This story appears in the Oct. 21 print edition of Transport Topics.
Four-year-old intermodal equipment safety rules that were supposed to make chassis safer have failed to accomplish that goal because the Federal Motor Carrier Safety Administration isn’t enforcing the law, according to trucking officials.
“Nothing has changed,” Curtis Whalen, executive director of the Intermodal Motor Carriers Conference of American Trucking Associations, told Transport Topics last week, charging that the agency’s own inspections have uncovered frequent defects that haven’t been punished.
“The law is not working,” he said. “We are now in a situation where I think the audits so far have shown there hasn’t been an improvement in the quality of chassis offered. There is a very high level of noncompliance.”
FMCSA declined to provide details of any of its inspections.
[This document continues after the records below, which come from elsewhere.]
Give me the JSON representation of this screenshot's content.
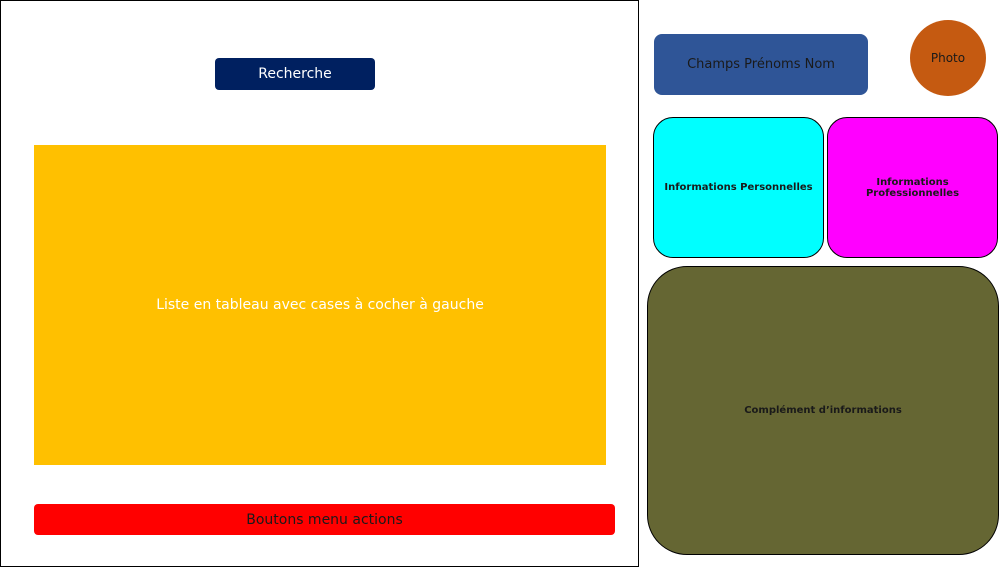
{
  "left_panel": {
    "search_label": "Recherche",
    "table_label": "Liste en tableau avec cases à cocher à gauche",
    "actions_label": "Boutons menu actions"
  },
  "right_panel": {
    "name_label": "Champs Prénoms Nom",
    "photo_label": "Photo",
    "personal_info_label": "Informations Personnelles",
    "professional_info_label": "Informations Professionnelles",
    "complement_label": "Complément d’informations"
  },
  "colors": {
    "search": "#002060",
    "table": "#ffc000",
    "actions": "#ff0000",
    "name_field": "#2f5597",
    "photo": "#c55a11",
    "personal_info": "#00ffff",
    "professional_info": "#ff00ff",
    "complement": "#656633"
  }
}
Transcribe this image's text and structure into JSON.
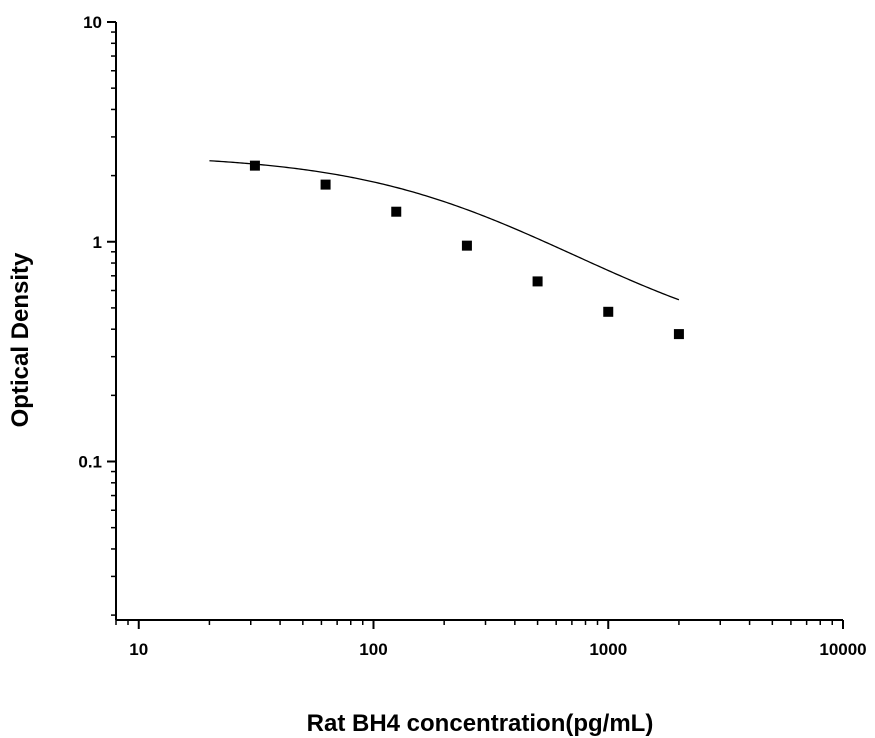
{
  "chart_data": {
    "type": "scatter",
    "title": "",
    "xlabel": "Rat BH4 concentration(pg/mL)",
    "ylabel": "Optical Density",
    "x_scale": "log",
    "y_scale": "log",
    "xlim": [
      8,
      10000
    ],
    "ylim": [
      0.019,
      10
    ],
    "x_ticks": [
      10,
      100,
      1000,
      10000
    ],
    "x_tick_labels": [
      "10",
      "100",
      "1000",
      "10000"
    ],
    "y_ticks": [
      0.1,
      1,
      10
    ],
    "y_tick_labels": [
      "0.1",
      "1",
      "10"
    ],
    "grid": false,
    "legend": "none",
    "colors": {
      "marker": "#000000",
      "curve": "#000000",
      "axes": "#000000"
    },
    "series": [
      {
        "marker": "square",
        "x": [
          31.25,
          62.5,
          125,
          250,
          500,
          1000,
          2000
        ],
        "y": [
          2.22,
          1.82,
          1.37,
          0.96,
          0.66,
          0.48,
          0.38
        ]
      }
    ],
    "fit_curve": {
      "model": "4PL",
      "x_range": [
        20,
        2000
      ],
      "top": 2.5,
      "bottom": 0.3,
      "ec50": 250,
      "slope": 1.0
    }
  }
}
In May, Jack Van Steenburg, the agency’s chief safety officer, told truckers at an Intermodal Association of North America meeting that as many as three inspections of equipment providers would be done this year.
FMCSA didn’t respond to requests for comment on the truckers’ assertions by press time as the government reopened Oct. 17.
When asked by TT for information about the results of inspections of intermodal equipment providers, agency spokesman Duane DeBruyne said FMCSA doesn’t release results of those inspections except through Freedom of Information Act requests.
The reason, he said, was concern about legal action that might arise from issues raised in those reviews.
TT requested that information for leasing companies, pool operators and major ocean carriers on Oct. 16. No results had been received by press time.
FMCSA created chassis safety rules in 2009, nearly four years after a law was passed that required providers of intermodal equipment, known as IEPs, to ensure that chassis were safe and “roadable,” or roadworthy.
The rules were meant to address trucker complaints that they were being fined and penalized for chassis with defects such as misaligned brakes and lights that didn’t work properly while they were in operation.
“It appears to me that since there has been no enforcement action on the part of FMCSA . . . the industry has chosen to ignore the new regulations, returning to a model that has proven to be ineffective,” said David Manning, president of TCW, a drayage operator based in Nashville, Tenn. “Rules without enforcement will not improve the quality of the chassis on the highway.”
“There was an initial improvement in the quality of the chassis shortly before the roadability rules became effective,” Manning told TT. “Sadly, that is not the case today. It is very much back to the old maintenance model today, where the equipment providers expect the motor carriers to find defects before leaving a facility and take the unit through a repair lane to have the defects repaired before hitting the highway.”
He added: “FMCSA recognized during the rulemaking process that this system does not work. According to the law, equipment providers are supposed to have a systematic maintenance program and tender roadable equipment to the motor carrier.”
Manning also said roadable chassis are not clearly discernible from ones needing repairs.
Whalen and Manning said their comments were directed at FMCSA and not at particular individual equipment providers.
Chassis currently are provided by leasing companies, ocean carriers and railroads, along with some truckers.
Leasing companies have gradually acquired a majority of chassis as some ocean carriers have moved away from the prior approach of providing that equipment to truckers at no cost.
Whalen offered one solution.
“If the equipment is not roadable, [providers] need to be shut down. FMCSA needs to send the message loud and clear that there are consequences. If they close down even one operator, they will all get the message,” he said. “Providers are still using the truckers to do unpaid quality control,” he said, forcing drivers who detect defects in chassis before they leave a terminal to take the equipment to repair lines and wait for a replacement.
Whalen also said it was common to have a chassis with a red tag that indicates a defect to have a container already mounted on it when a driver arrives for a pickup.
“We take strong issue with that,” Whalen said. “There isn’t a clearer violation of the law than that. It is in the law that providers have to provide roadable equipment.”
Whalen noted that the transition to leasing companies as equipment providers should have created an incentive to provide better equipment because there are rental charges.
“We have to get a handle on this,” Whalen said. “We are paying for the equipment, and we are not getting roadable chassis.”
One particular area of concern, Whalen said, was South Atlantic locations, where hot weather raises road temperatures, causing stress on tires and other equipment.